Don't try to screw me over. I still have a case and still have recordings. This is what I have learned from AvePoint. To keep written and recordings of every activity so that when something comes up, I can sue.
It's great to see how AvePoint's lies are caught red handed when I have everything in recording.
The chief risk officer trying to hide the loopholes from auditors etc.
It's important to play by the brain and not by emotions.
Anuj is welcoming of Yabing and he likes Yabing. It's clear from his intentions and actions. And Beth was ignorant in the sense that she was doing projects that are not very visible.
Incidents are visible work. Well, it's wise to take a back seat on incidents at this time knowing Yabing can screw me over anytime.
Reflecting back, I don't think I really want to have Josh in my team. He is not loyal and he lies. Definitely not going to have someone like that in the team.
Losing in the investigation has both good and bad. Bad is that I have to endure a horrible experience and live in anxiety anticipating what time I am going to be fired. Good is that Yabing is in a victory mode and she has more and more confidence developed from this.

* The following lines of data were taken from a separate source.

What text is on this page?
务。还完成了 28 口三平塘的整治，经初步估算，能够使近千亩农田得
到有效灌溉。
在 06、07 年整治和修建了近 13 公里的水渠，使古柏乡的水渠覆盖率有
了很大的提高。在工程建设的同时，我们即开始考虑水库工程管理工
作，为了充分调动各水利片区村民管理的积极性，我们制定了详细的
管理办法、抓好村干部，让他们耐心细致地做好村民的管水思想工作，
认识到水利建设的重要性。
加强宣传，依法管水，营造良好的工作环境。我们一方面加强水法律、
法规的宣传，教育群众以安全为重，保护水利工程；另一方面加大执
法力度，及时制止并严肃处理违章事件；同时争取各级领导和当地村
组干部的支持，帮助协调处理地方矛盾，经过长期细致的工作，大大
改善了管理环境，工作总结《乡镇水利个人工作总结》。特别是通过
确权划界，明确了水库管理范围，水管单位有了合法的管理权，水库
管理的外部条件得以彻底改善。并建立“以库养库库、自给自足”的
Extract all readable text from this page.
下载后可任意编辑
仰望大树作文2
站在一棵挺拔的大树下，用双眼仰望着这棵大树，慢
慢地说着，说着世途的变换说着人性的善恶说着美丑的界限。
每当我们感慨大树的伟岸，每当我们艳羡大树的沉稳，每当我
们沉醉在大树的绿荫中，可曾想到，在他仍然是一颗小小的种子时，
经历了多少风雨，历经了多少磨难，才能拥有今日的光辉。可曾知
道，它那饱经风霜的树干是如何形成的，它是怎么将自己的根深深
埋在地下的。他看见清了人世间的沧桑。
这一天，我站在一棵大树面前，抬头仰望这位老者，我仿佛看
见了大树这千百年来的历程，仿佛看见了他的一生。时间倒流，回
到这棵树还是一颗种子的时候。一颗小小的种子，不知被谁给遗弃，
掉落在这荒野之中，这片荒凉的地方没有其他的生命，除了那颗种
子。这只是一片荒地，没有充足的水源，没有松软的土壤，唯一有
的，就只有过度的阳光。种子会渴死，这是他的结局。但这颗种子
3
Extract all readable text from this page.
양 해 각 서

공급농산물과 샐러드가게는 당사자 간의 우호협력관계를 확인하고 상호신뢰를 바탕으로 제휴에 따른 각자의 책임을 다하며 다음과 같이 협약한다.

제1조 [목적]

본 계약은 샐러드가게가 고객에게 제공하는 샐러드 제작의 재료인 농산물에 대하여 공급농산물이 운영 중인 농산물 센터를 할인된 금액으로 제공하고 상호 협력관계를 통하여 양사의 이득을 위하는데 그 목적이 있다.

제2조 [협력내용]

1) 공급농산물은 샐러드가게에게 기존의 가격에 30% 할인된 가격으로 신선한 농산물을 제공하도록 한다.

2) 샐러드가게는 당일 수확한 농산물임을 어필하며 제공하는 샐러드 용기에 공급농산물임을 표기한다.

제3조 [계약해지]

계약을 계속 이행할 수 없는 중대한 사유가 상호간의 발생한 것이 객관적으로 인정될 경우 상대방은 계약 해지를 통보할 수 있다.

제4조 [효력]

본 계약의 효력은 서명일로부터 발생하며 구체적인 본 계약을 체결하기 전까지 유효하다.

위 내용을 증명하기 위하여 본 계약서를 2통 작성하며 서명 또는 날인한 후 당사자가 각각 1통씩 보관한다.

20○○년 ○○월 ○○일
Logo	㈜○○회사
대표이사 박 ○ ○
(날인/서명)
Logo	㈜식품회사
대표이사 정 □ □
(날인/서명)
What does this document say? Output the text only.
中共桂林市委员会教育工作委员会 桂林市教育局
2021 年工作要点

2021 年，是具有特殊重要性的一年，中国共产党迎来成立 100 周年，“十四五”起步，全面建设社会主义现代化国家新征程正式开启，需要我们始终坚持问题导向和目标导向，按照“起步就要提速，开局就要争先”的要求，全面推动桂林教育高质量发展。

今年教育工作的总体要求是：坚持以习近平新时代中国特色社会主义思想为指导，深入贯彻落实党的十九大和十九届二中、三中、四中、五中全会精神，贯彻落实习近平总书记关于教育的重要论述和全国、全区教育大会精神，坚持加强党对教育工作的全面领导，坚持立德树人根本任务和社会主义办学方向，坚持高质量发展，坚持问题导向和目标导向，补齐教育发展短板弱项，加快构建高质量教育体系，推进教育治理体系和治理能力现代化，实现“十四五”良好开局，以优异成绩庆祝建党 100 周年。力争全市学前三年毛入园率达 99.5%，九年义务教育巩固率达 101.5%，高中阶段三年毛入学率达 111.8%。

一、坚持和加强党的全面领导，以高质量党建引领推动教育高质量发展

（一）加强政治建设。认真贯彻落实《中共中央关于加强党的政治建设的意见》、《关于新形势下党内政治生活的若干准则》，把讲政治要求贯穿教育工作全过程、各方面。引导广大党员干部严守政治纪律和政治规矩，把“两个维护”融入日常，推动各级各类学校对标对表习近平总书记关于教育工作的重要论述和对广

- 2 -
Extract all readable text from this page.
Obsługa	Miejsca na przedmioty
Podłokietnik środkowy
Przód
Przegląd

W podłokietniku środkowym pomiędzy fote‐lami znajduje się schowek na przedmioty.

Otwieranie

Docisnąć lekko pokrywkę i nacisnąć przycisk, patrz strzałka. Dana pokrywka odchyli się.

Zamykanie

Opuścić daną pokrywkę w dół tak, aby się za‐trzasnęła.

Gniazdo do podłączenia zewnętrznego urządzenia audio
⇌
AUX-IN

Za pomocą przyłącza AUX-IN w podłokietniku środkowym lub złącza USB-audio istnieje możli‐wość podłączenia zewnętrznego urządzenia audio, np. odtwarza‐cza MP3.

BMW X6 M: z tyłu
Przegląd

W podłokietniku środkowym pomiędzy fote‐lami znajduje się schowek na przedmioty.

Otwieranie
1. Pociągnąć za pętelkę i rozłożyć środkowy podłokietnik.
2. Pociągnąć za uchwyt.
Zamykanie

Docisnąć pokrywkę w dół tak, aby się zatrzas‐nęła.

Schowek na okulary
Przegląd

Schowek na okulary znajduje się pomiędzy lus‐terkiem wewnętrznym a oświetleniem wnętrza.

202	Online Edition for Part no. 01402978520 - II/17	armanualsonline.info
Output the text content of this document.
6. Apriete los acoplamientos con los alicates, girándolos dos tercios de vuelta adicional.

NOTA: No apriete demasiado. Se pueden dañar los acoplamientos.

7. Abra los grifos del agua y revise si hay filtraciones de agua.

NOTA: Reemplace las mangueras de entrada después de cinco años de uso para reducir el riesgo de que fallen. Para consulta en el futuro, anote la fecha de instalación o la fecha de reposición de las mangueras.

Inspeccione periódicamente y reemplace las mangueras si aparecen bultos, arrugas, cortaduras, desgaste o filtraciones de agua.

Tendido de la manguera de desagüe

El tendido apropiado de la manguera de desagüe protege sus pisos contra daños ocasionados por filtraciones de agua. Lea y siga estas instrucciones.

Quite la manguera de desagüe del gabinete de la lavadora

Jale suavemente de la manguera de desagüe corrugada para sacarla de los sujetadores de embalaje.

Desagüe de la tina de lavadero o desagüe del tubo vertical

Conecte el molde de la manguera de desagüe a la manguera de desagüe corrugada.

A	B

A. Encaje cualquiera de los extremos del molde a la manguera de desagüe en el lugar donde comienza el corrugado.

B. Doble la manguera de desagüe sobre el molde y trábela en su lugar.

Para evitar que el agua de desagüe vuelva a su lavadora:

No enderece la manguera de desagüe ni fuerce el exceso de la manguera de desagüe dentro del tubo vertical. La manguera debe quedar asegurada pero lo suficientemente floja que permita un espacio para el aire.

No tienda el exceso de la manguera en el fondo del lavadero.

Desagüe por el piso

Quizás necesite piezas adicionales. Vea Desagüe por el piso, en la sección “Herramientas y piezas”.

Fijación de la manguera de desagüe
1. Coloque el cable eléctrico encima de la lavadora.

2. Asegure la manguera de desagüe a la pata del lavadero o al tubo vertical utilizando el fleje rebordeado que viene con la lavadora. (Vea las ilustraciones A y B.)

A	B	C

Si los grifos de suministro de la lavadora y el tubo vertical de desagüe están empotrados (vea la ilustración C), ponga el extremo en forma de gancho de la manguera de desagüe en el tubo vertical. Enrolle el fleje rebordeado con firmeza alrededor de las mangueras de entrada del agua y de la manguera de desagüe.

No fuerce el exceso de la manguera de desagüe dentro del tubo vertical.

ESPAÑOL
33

So she is going to continue being the shitty person that will at one point will affect a critical stakeholder and will back fire on her. Note how she doesn't really help in projects but just give direction/commands and use the existing team to do those projects at any cost no matter what the bottlenecks are.
I don't think Disney will get back soon or whether they will get back at all.
Lucrative option for me right now is to switch teams. Things are going to take a stand still when Yabing is away.
She still fucking attends the stand up. This is like goddamn military shit. Never a break to breathe and think. Just working like machines leads to unproductivity. I am literally overworked.
And she has the balls to dictate even little things.
On a positive note, at this point I jsut dont care. I don't feel any ownership for the function. So whatever she does is all hers and I just gotta leave.
Honestly, if I am her, I will never have Ayman! What a disaster. And SOC managers are not software developers anyway. So many liberal arts folks become soc managers.
She is such a shit hole.
Righ tnow, my priorities are to get my green card filed, getting the peace of mind and time to study for my CISSP, Having the time to code for Grads so that I can develop coding skills, learnnig AWS and Devops so that I can build a sustainable future. The question is am I learning anything new in my job? I am not. So I will not stay. It's simple.If I was leading remediation, I could have learned something.
I am drained. Best is mental health. Honestly, we often forget that our mental health is more important than anything. If the mind is in right state, you can accomplish anything. So it's important to keep the mind in good state.